30


SIMEON HAD LONG AGO learned to ignore the twice-daily rumble of sound in the stairwell. Harry and Jack, two sweet gay men who had recently celebrated their fiftieth anniversary together, went up and down the narrow squeaking stairwell at least four times each day, usually to walk their two Shih-Tzus, Wobbie and Oliver. The men-both big blonds from the Midwest-were always together. When they navigated the stairs to their apartment just above Simeon’s, they jostled against the walls. Harry, once a stage dancer in Broadway musicals, who wore a cravat around his neck every day of the year, had developed diabetes. Because of the disease, he recently had two toes removed, and he often stumbled. Jack held him up, talking to him at times in an encouraging tone as if he were a parent urging on a child just learning to walk: “Good for you, you can do it.”

Simeon looked up from his writing. He had been editing his article with a pencil he had just sharpened. He held the pencil aloft as he waited for the rumble to pass from the landing in front of his apartment. But this time the sound was suspended. Simeon thought that something might have happened to them.
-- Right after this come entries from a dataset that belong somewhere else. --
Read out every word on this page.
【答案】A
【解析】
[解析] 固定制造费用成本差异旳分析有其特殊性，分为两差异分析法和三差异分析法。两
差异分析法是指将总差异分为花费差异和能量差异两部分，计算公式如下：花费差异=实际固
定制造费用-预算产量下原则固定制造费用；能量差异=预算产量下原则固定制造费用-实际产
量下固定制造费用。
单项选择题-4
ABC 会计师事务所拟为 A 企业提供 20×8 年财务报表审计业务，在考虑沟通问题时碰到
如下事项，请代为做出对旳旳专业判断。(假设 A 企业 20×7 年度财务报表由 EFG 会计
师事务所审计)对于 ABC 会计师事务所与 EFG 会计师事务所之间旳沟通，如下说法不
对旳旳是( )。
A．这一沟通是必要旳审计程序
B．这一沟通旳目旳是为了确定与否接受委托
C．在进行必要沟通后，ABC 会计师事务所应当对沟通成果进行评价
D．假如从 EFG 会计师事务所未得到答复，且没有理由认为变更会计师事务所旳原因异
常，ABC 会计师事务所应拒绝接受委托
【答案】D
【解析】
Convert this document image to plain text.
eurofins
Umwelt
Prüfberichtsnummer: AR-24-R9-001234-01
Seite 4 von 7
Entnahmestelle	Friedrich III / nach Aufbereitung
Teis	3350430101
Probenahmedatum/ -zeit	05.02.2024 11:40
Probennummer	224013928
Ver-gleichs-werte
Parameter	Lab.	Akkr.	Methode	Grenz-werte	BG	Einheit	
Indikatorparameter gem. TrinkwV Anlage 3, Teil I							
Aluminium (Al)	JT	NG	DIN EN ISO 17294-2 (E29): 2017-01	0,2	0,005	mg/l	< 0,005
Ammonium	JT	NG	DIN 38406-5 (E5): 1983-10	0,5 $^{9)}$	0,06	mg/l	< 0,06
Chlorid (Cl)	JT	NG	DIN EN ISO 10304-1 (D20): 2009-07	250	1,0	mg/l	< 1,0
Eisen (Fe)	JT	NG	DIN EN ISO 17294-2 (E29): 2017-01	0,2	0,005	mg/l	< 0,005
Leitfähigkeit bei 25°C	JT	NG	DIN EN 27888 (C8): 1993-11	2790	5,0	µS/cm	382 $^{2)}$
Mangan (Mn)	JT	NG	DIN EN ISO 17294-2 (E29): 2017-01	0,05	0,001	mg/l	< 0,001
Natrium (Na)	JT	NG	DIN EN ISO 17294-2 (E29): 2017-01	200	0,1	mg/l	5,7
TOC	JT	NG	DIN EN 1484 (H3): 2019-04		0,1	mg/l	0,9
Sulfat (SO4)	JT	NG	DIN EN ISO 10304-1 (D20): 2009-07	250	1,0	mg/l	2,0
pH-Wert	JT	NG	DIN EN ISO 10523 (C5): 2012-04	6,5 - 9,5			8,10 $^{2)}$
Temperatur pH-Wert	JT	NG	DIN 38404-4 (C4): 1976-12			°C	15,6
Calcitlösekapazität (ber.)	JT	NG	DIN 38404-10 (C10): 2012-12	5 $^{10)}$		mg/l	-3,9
Then the door, always unlocked, burst inward. Two black men in winter street clothes-sagging corduroy pants, puffy winter jackets that made them look like the figure in the Michelin tire commercials, basketball-player sneakers, and those big baseball-style caps too large for their heads-rushed into the apartment and raced toward Simeon from different directions. Simeon instinctively pushed backward in his wooden chair. As the chair toppled over, he shouted, “Please don’t hurt me. Please.”